O Espírito, dentre as pessoas da Trindade, é aquele sobre quem se tem maior problema em falar, sobretudo porque é difícil explicitar o que não é material. Por isso, o texto bíblico está recheado de imagens como vento, fogo, água, pomba, dentre tantas outras para tratar dele, ressaltando a grande dificuldade de tratar do que não pode ser visto.
Ao contrário do que muitos podem pensar, as Escrituras não narram a ação do Espírito meramente no interior humano. No Antigo Testamento, ela é descrita como a força de Deus que faz cumprir a vontade divina, que anuncia por meio dos profetas o seu desejo, ou ainda, no pós-exílio, como a responsável por dar vida a uma nação destruída. No Novo Testamento, por sua vez, ressalta-se o caráter pessoal do Espírito como aquele que chora, opera na vida de Jesus, consola e constrói a comunidade dos que creem, fazendo com que sejam um e testemunhem o Cristo.
Contrariamente à posição gnóstica de que se deve condenar e rejeitar o que é relativo à carne, devendo a pessoa focar nas questões espirituais e da alma, a posição cristã dirá que a ação do Espírito de Deus é percebida na totalidade da vida dos que têm um encontro com o Ressuscitado e que transborda para o mundo. Ela mostra que o Deus cristão se importa com a humanidade, a quem manifesta sua bondade e graça. Contudo, cresce atualmente a visão do Espírito mais próxima do gnosticismo que do cristianismo.

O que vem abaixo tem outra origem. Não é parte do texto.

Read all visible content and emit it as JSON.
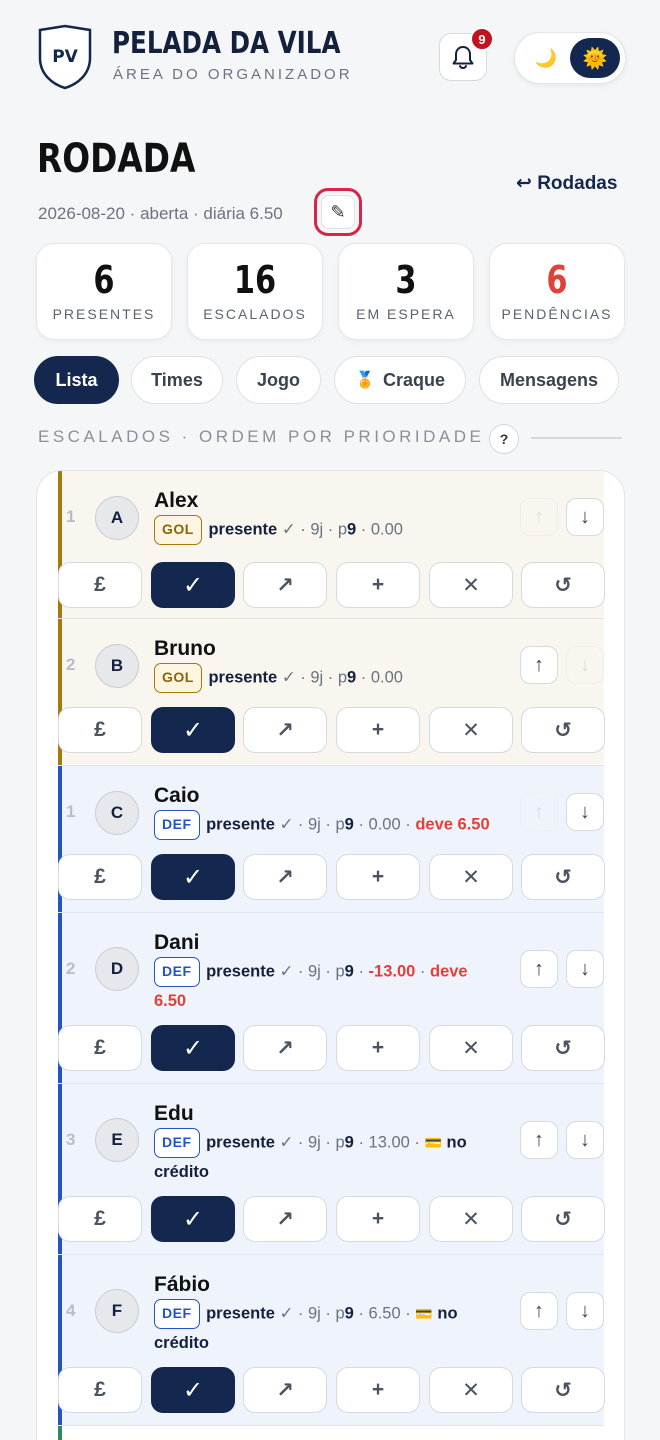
{
  "header": {
    "logo_text": "PV",
    "title": "PELADA DA VILA",
    "subtitle": "ÁREA DO ORGANIZADOR",
    "notification_count": "9",
    "theme_moon": "🌙",
    "theme_sun": "🌞"
  },
  "round": {
    "title": "RODADA",
    "meta": "2026-08-20 · aberta · diária 6.50",
    "edit_icon": "✎",
    "back_link": "↩ Rodadas"
  },
  "stats": [
    {
      "value": "6",
      "label": "PRESENTES"
    },
    {
      "value": "16",
      "label": "ESCALADOS"
    },
    {
      "value": "3",
      "label": "EM ESPERA"
    },
    {
      "value": "6",
      "label": "PENDÊNCIAS"
    }
  ],
  "tabs": [
    {
      "label": "Lista",
      "active": true
    },
    {
      "label": "Times"
    },
    {
      "label": "Jogo"
    },
    {
      "label": "Craque",
      "icon": "🏅"
    },
    {
      "label": "Mensagens"
    }
  ],
  "section": {
    "heading": "ESCALADOS · ORDEM POR PRIORIDADE",
    "help": "?"
  },
  "action_icons": {
    "pay": "£",
    "present": "✓",
    "move": "↗",
    "add": "+",
    "remove": "✕",
    "undo": "↺"
  },
  "arrows": {
    "up": "↑",
    "down": "↓"
  },
  "players": [
    {
      "rank": "1",
      "initial": "A",
      "name": "Alex",
      "position": "GOL",
      "status": "presente",
      "check": "✓",
      "games": "9j",
      "prio_prefix": "p",
      "prio": "9",
      "balance": "0.00"
    },
    {
      "rank": "2",
      "initial": "B",
      "name": "Bruno",
      "position": "GOL",
      "status": "presente",
      "check": "✓",
      "games": "9j",
      "prio_prefix": "p",
      "prio": "9",
      "balance": "0.00"
    },
    {
      "rank": "1",
      "initial": "C",
      "name": "Caio",
      "position": "DEF",
      "status": "presente",
      "check": "✓",
      "games": "9j",
      "prio_prefix": "p",
      "prio": "9",
      "balance": "0.00",
      "owes": "deve 6.50"
    },
    {
      "rank": "2",
      "initial": "D",
      "name": "Dani",
      "position": "DEF",
      "status": "presente",
      "check": "✓",
      "games": "9j",
      "prio_prefix": "p",
      "prio": "9",
      "balance": "-13.00",
      "owes": "deve 6.50"
    },
    {
      "rank": "3",
      "initial": "E",
      "name": "Edu",
      "position": "DEF",
      "status": "presente",
      "check": "✓",
      "games": "9j",
      "prio_prefix": "p",
      "prio": "9",
      "balance": "13.00",
      "credit_icon": "💳",
      "credit": "no crédito"
    },
    {
      "rank": "4",
      "initial": "F",
      "name": "Fábio",
      "position": "DEF",
      "status": "presente",
      "check": "✓",
      "games": "9j",
      "prio_prefix": "p",
      "prio": "9",
      "balance": "6.50",
      "credit_icon": "💳",
      "credit": "no crédito"
    }
  ]
}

É comum movimentos católicos, protestantes ou evangélicos cultivarem a ideia da ação do Espírito somente em seu aspecto individual e interior, como um promotor de santidade para garantir que se está bem com Deus.
Essa privatização da fé é percebida em diversas pessoas que buscam desenvolver uma espiritualidade que lhes faça bem, mesmo que não haja consequência ética. Também se vê naquelas que buscam ser consideradas santas diante de Deus e, assim, livrar-se de algum tipo de condenação eterna. Ou seja, em algumas experiências espirituais desse tipo, busca-se somente bem-estar interno ou religioso, um objeto de consumo a ser adquirido dentro da dinâmica capitalista.
A experiência do Espírito, no entanto, sempre gera ação efetiva na sociedade, buscando sua transformação, a exemplo de Jesus. Ele é quem ressuscitou Jesus dentre os mortos e guiou sua vida e obras, dando testemunho do amor de Deus pela humanidade. Desse modo, ser cheio desse Espírito significa ser revestido de poder testemunhar Jesus. Em outras palavras, é lutar pela mesma causa que Jesus lutou, voltando-se para os pobres, desprotegidos e marginalizados da sociedade a fim de lhes garantir o direito e a justiça; é buscar a transformação desse mundo, mostrando as nuances do Reino de Deus que há de vir.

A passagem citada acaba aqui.